先日、親友の誕生日でした。22年間忘れたことのない日。この人なしでは私の別の人だったと思います。だいぶ離れて暮らしているので、もう何年も会えていないけど。
彼女が、現代舞踏家の田中泯さんの農場(山梨)でお手伝いをしている時に、ふと訪ねて行ってついでにお手伝いをしていた事があります。キャンプ白州というアートイベントの時期でした。で、私は、得意のレタリングでその時の公演の立看板作りをしたのね。
「私は 土から 生まれた」
真っ黒な地に、白抜きのゴシック体で、男友達に漢字を二つ落として「私はからまれた!」とからかわれつつ・・・(小学生かっ!)。

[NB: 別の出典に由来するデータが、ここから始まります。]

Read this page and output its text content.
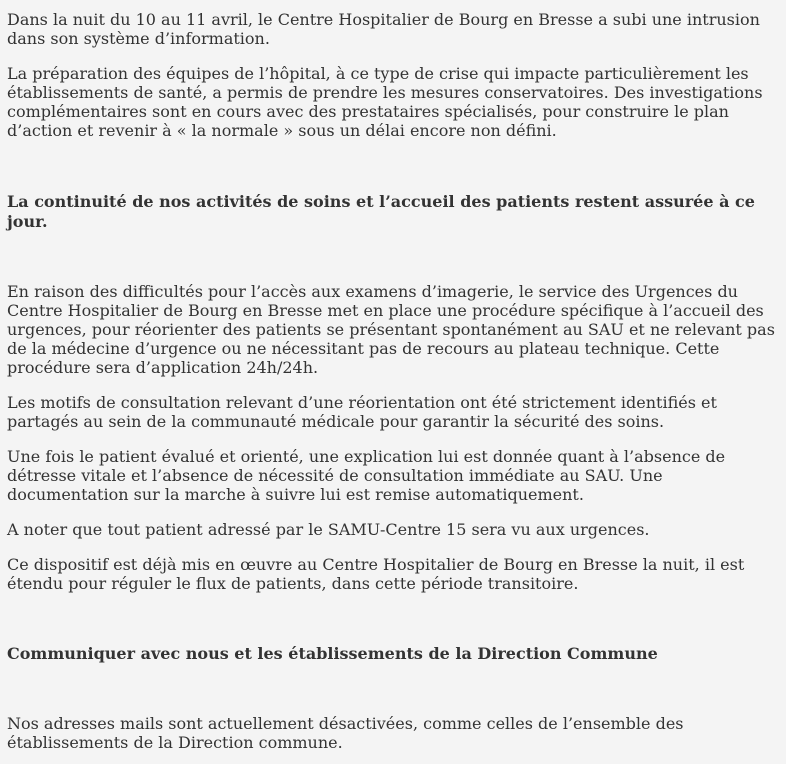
Dans la nuit du 10 au 11 avril, le Centre Hospitalier de Bourg en Bresse a subi une intrusion dans son système d’information.

La préparation des équipes de l’hôpital, à ce type de crise qui impacte particulièrement les établissements de santé, a permis de prendre les mesures conservatoires. Des investigations complémentaires sont en cours avec des prestataires spécialisés, pour construire le plan d’action et revenir à « la normale » sous un délai encore non défini.

La continuité de nos activités de soins et l’accueil des patients restent assurée à ce jour.

En raison des difficultés pour l’accès aux examens d’imagerie, le service des Urgences du Centre Hospitalier de Bourg en Bresse met en place une procédure spécifique à l’accueil des urgences, pour réorienter des patients se présentant spontanément au SAU et ne relevant pas de la médecine d’urgence ou ne nécessitant pas de recours au plateau technique. Cette procédure sera d’application 24h/24h.

Les motifs de consultation relevant d’une réorientation ont été strictement identifiés et partagés au sein de la communauté médicale pour garantir la sécurité des soins.

Une fois le patient évalué et orienté, une explication lui est donnée quant à l’absence de détresse vitale et l’absence de nécessité de consultation immédiate au SAU. Une documentation sur la marche à suivre lui est remise automatiquement.

A noter que tout patient adressé par le SAMU-Centre 15 sera vu aux urgences.

Ce dispositif est déjà mis en œuvre au Centre Hospitalier de Bourg en Bresse la nuit, il est étendu pour réguler le flux de patients, dans cette période transitoire.

Communiquer avec nous et les établissements de la Direction Commune

Nos adresses mails sont actuellement désactivées, comme celles de l’ensemble des établissements de la Direction commune.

その10年後に貰った、私のインドの名前は、実は「土から生まれた」という意味なんですよ。こわっ。
ラーマヤーナという叙事詩の中で、国を追われたラーマと伴に王国を離れたシーター妃を気の毒がる人に「私は土から生まれた!シーターです!」というのです。自然の源、全てが還る場所という意味になります。泥臭くて地味なこの名が、どんな華美なものよりも自分には合ってるから、よく付けたもんだと感心。
暑いなーとか、寒いなーとか、雨だなー、野菜値上がりしたなー、とか、いろいろ文句が出がちな日常なんだけど、考えてみたら、そのすべては太陽の為せるわざ。御飯が食べられるのも、自然の恩恵だもんな。うっかり忘れてました。暑いのも寒いのもありがたいってもんです。自然に文句言うようになってはお終いだな・・・と。
「私は土から生まれた」
あの時描いた看板を、ふと思い出した、夏の終わりの一日でした。
写真は、Kumari先生に撮られた夏の後姿ざんす。